The International Energy Agency (IEA) expects only one refinery to continue operating in Australia, implying that another refinery will close within the next five years. This will result in Australia, together with New Zealand, Singapore and Indonesia, seeing their combined refined oil product imports rise by around 50pc by 2026 from 2019 levels.

About 890,000 b/d of refining capacity is scheduled for closure in Australia, New Zealand and Singapore, the IEA said in its Oil 2021 — analysis and forecast to 2026 report published this week. “Australia accounts for a third of this [closure] as all but one of the country’s refineries are expected to close permanently,” the IEA said.
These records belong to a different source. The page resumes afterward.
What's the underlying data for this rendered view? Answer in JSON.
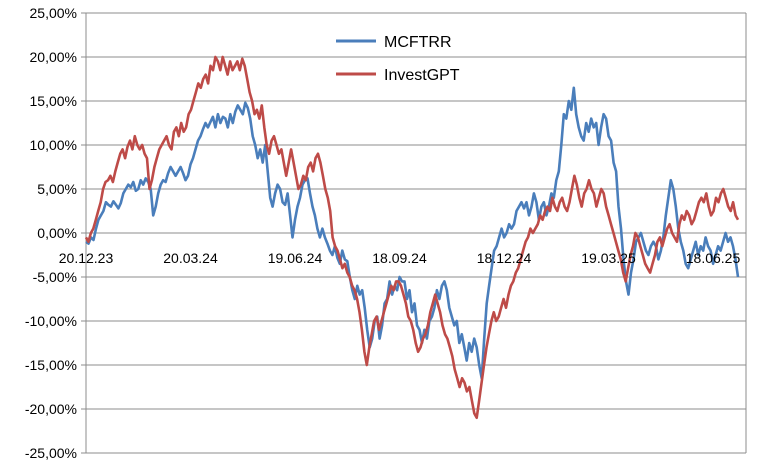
{
  "chart_data": {
    "type": "line",
    "title": "",
    "xlabel": "",
    "ylabel": "",
    "ylim": [
      -25,
      25
    ],
    "y_ticks": [
      25,
      20,
      15,
      10,
      5,
      0,
      -5,
      -10,
      -15,
      -20,
      -25
    ],
    "y_tick_labels": [
      "25,00%",
      "20,00%",
      "15,00%",
      "10,00%",
      "5,00%",
      "0,00%",
      "-5,00%",
      "-10,00%",
      "-15,00%",
      "-20,00%",
      "-25,00%"
    ],
    "x_tick_labels": [
      "20.12.23",
      "20.03.24",
      "19.06.24",
      "18.09.24",
      "18.12.24",
      "19.03.25",
      "18.06.25"
    ],
    "grid": true,
    "legend_position": "top-center",
    "series": [
      {
        "name": "MCFTRR",
        "color": "#4a7ebb",
        "values": [
          -1.0,
          -1.2,
          -0.5,
          -0.8,
          0.5,
          1.5,
          2.0,
          2.5,
          3.5,
          3.2,
          3.0,
          3.6,
          3.2,
          2.8,
          3.4,
          4.5,
          5.0,
          5.5,
          5.2,
          5.8,
          4.8,
          5.0,
          6.0,
          5.5,
          6.2,
          5.8,
          5.0,
          2.0,
          3.0,
          4.5,
          5.5,
          6.0,
          5.8,
          6.8,
          7.5,
          7.0,
          6.5,
          7.0,
          7.5,
          6.8,
          6.0,
          6.5,
          7.8,
          8.5,
          9.5,
          10.5,
          11.0,
          11.8,
          12.5,
          12.0,
          12.6,
          13.2,
          12.0,
          13.5,
          12.5,
          13.2,
          13.0,
          12.0,
          13.5,
          12.5,
          13.8,
          14.5,
          14.0,
          13.5,
          14.8,
          14.2,
          13.0,
          11.0,
          10.0,
          8.5,
          9.5,
          8.0,
          10.0,
          7.0,
          4.0,
          3.0,
          4.5,
          5.5,
          5.0,
          3.5,
          3.2,
          4.5,
          2.0,
          -0.5,
          1.5,
          3.0,
          4.0,
          5.5,
          6.0,
          6.2,
          4.5,
          3.0,
          2.0,
          0.5,
          -0.5,
          0.5,
          -0.5,
          -1.2,
          -2.0,
          -2.5,
          -1.5,
          -2.8,
          -3.5,
          -2.0,
          -3.0,
          -3.2,
          -5.0,
          -6.5,
          -7.5,
          -6.0,
          -7.0,
          -6.5,
          -8.5,
          -11.0,
          -13.0,
          -12.0,
          -10.0,
          -9.5,
          -12.0,
          -10.5,
          -8.0,
          -7.5,
          -5.5,
          -7.0,
          -6.0,
          -6.5,
          -5.0,
          -5.5,
          -5.5,
          -7.5,
          -6.5,
          -9.0,
          -8.0,
          -10.5,
          -11.0,
          -12.5,
          -11.0,
          -12.0,
          -10.0,
          -9.5,
          -8.5,
          -6.5,
          -7.5,
          -6.0,
          -5.5,
          -6.5,
          -8.5,
          -9.5,
          -10.5,
          -10.0,
          -12.5,
          -11.5,
          -13.0,
          -14.5,
          -12.5,
          -13.5,
          -12.0,
          -13.0,
          -15.0,
          -16.5,
          -12.0,
          -8.0,
          -6.0,
          -4.0,
          -2.0,
          -1.5,
          -0.5,
          0.5,
          -0.5,
          0.0,
          1.0,
          0.5,
          1.0,
          2.5,
          3.0,
          3.5,
          2.8,
          3.5,
          2.0,
          3.0,
          4.5,
          3.5,
          1.5,
          3.0,
          3.5,
          2.0,
          3.0,
          4.5,
          4.0,
          6.0,
          7.0,
          10.0,
          13.5,
          13.0,
          15.0,
          14.0,
          16.5,
          13.5,
          12.0,
          11.0,
          10.5,
          12.5,
          11.5,
          13.0,
          12.0,
          12.5,
          10.0,
          12.0,
          13.5,
          13.0,
          11.0,
          10.5,
          8.0,
          7.0,
          3.0,
          0.5,
          -3.0,
          -5.5,
          -7.0,
          -4.5,
          -3.0,
          -1.0,
          -0.5,
          0.0,
          -1.0,
          -2.0,
          -2.5,
          -1.5,
          -1.0,
          -1.5,
          -3.0,
          -2.0,
          -0.5,
          2.0,
          4.0,
          6.0,
          5.0,
          3.0,
          0.5,
          -1.0,
          -2.0,
          -3.5,
          -4.0,
          -3.0,
          -2.0,
          -1.0,
          -2.5,
          -1.5,
          -2.0,
          -0.5,
          -1.5,
          -2.0,
          -3.5,
          -2.5,
          -1.5,
          -2.0,
          -1.0,
          0.0,
          -1.0,
          -0.5,
          -1.5,
          -3.0,
          -5.0
        ]
      },
      {
        "name": "InvestGPT",
        "color": "#be4b48",
        "values": [
          -0.5,
          -1.0,
          0.0,
          0.5,
          1.5,
          2.5,
          3.5,
          5.0,
          5.8,
          6.0,
          6.5,
          5.8,
          7.0,
          8.0,
          9.0,
          9.5,
          8.5,
          9.8,
          10.5,
          9.5,
          11.0,
          10.0,
          9.5,
          10.0,
          9.0,
          8.5,
          5.0,
          6.0,
          7.5,
          8.5,
          9.5,
          10.0,
          10.5,
          11.0,
          10.0,
          9.5,
          11.5,
          12.0,
          11.0,
          12.5,
          11.5,
          12.0,
          13.5,
          14.0,
          15.0,
          16.0,
          17.0,
          16.5,
          17.5,
          18.0,
          17.0,
          19.0,
          18.5,
          20.0,
          19.5,
          18.5,
          20.0,
          19.0,
          18.0,
          19.5,
          18.5,
          19.0,
          19.5,
          18.5,
          19.8,
          19.0,
          17.5,
          16.0,
          15.0,
          13.5,
          14.0,
          13.0,
          14.5,
          12.0,
          10.0,
          9.0,
          10.5,
          11.0,
          10.0,
          9.0,
          9.5,
          8.0,
          6.5,
          8.0,
          9.5,
          8.0,
          6.5,
          5.0,
          5.5,
          6.5,
          6.0,
          7.5,
          8.0,
          7.0,
          8.5,
          9.0,
          8.0,
          6.5,
          5.0,
          4.0,
          2.5,
          -0.5,
          -1.5,
          -2.0,
          -3.0,
          -4.0,
          -3.5,
          -4.5,
          -5.0,
          -6.0,
          -6.5,
          -7.5,
          -9.0,
          -11.0,
          -13.5,
          -15.0,
          -13.0,
          -11.5,
          -10.0,
          -9.5,
          -11.0,
          -10.0,
          -9.0,
          -8.0,
          -7.0,
          -6.0,
          -6.5,
          -5.5,
          -5.5,
          -6.0,
          -7.0,
          -8.0,
          -9.5,
          -10.0,
          -11.0,
          -12.5,
          -13.5,
          -13.0,
          -12.0,
          -11.5,
          -10.5,
          -9.0,
          -8.0,
          -7.0,
          -8.0,
          -9.0,
          -10.5,
          -11.5,
          -12.0,
          -13.0,
          -14.0,
          -15.5,
          -16.5,
          -17.5,
          -16.5,
          -17.0,
          -18.0,
          -17.5,
          -19.0,
          -20.5,
          -21.0,
          -19.0,
          -17.0,
          -15.0,
          -13.0,
          -11.5,
          -10.0,
          -9.0,
          -10.0,
          -9.5,
          -8.5,
          -7.5,
          -8.5,
          -7.0,
          -6.0,
          -5.5,
          -4.5,
          -4.0,
          -3.0,
          -2.0,
          -1.0,
          -0.5,
          0.5,
          0.0,
          0.5,
          1.0,
          2.0,
          1.5,
          2.5,
          3.0,
          2.5,
          4.0,
          3.0,
          2.5,
          3.5,
          4.0,
          3.0,
          2.5,
          3.5,
          5.0,
          6.5,
          5.5,
          4.0,
          3.0,
          4.5,
          5.0,
          6.0,
          5.0,
          4.5,
          3.0,
          4.0,
          5.0,
          4.5,
          3.0,
          2.0,
          1.0,
          0.0,
          -1.0,
          -2.0,
          -3.0,
          -4.5,
          -5.5,
          -4.0,
          -2.5,
          -1.5,
          0.0,
          -0.5,
          -1.5,
          -2.5,
          -3.5,
          -4.0,
          -4.5,
          -3.5,
          -2.5,
          -1.0,
          -0.5,
          -1.5,
          -0.5,
          0.5,
          1.0,
          0.0,
          -0.5,
          -1.0,
          1.0,
          2.0,
          1.5,
          2.5,
          2.0,
          1.0,
          1.5,
          2.5,
          3.5,
          4.0,
          3.5,
          4.5,
          3.0,
          2.0,
          2.5,
          4.0,
          3.5,
          4.5,
          5.0,
          4.0,
          3.0,
          2.5,
          3.5,
          2.0,
          1.5
        ]
      }
    ]
  }
}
BP is on track to shut its 146,000 b/d Kwinana refinery in Western Australia by the end of this month, with it having halted crude imports for its only refinery in the country.

ExxonMobil will close its 90,000 b/d Altona refinery in Melbourne, Victoria, in the coming months, while Australian downstream firm Ampol plans to make a decision on the long-term future of its 109,000 b/d Lytton refinery in Queensland by mid-2021.

Australian refiner and marketer Viva Energy, which operates the 128,000 b/d Geelong refinery in Victoria, is the only refiner that has accepted the federal government’s subsidy to maintain refining operations and the only operator to talk about a possible long-term future for its refining activities.

“The center of gravity for refined products trade is also shifting to Asia, where Australia, Indonesia, New Zealand and Singapore combined overtake Africa in net product import requirements,” the IEA said.

Australia and New Zealand become the only two net crude exporters in Asia as their domestic refining activity dwindles, it said. New Zealand has one refinery, the 135,000 b/d Marsden Point, which is operated by Refining NZ. The future of Marsden Point is also under review, with Refining NZ considering converting it into an oil product import terminal.

Singapore, Indonesia, Australia and New Zealand will see their combined refined product imports surge from 1.6mn b/d in 2019 to 2.4mn b/d in 2026, well past any other region, the IEA said.

Total Australian refined output dropped to 436,000 b/d in January, the lowest level since 422,000 b/d in October and above the monthly refined output average so far in the July 2020-June 2021 fiscal year of 394,000 b/d, according to latest data from the Australian Petroleum Statistics.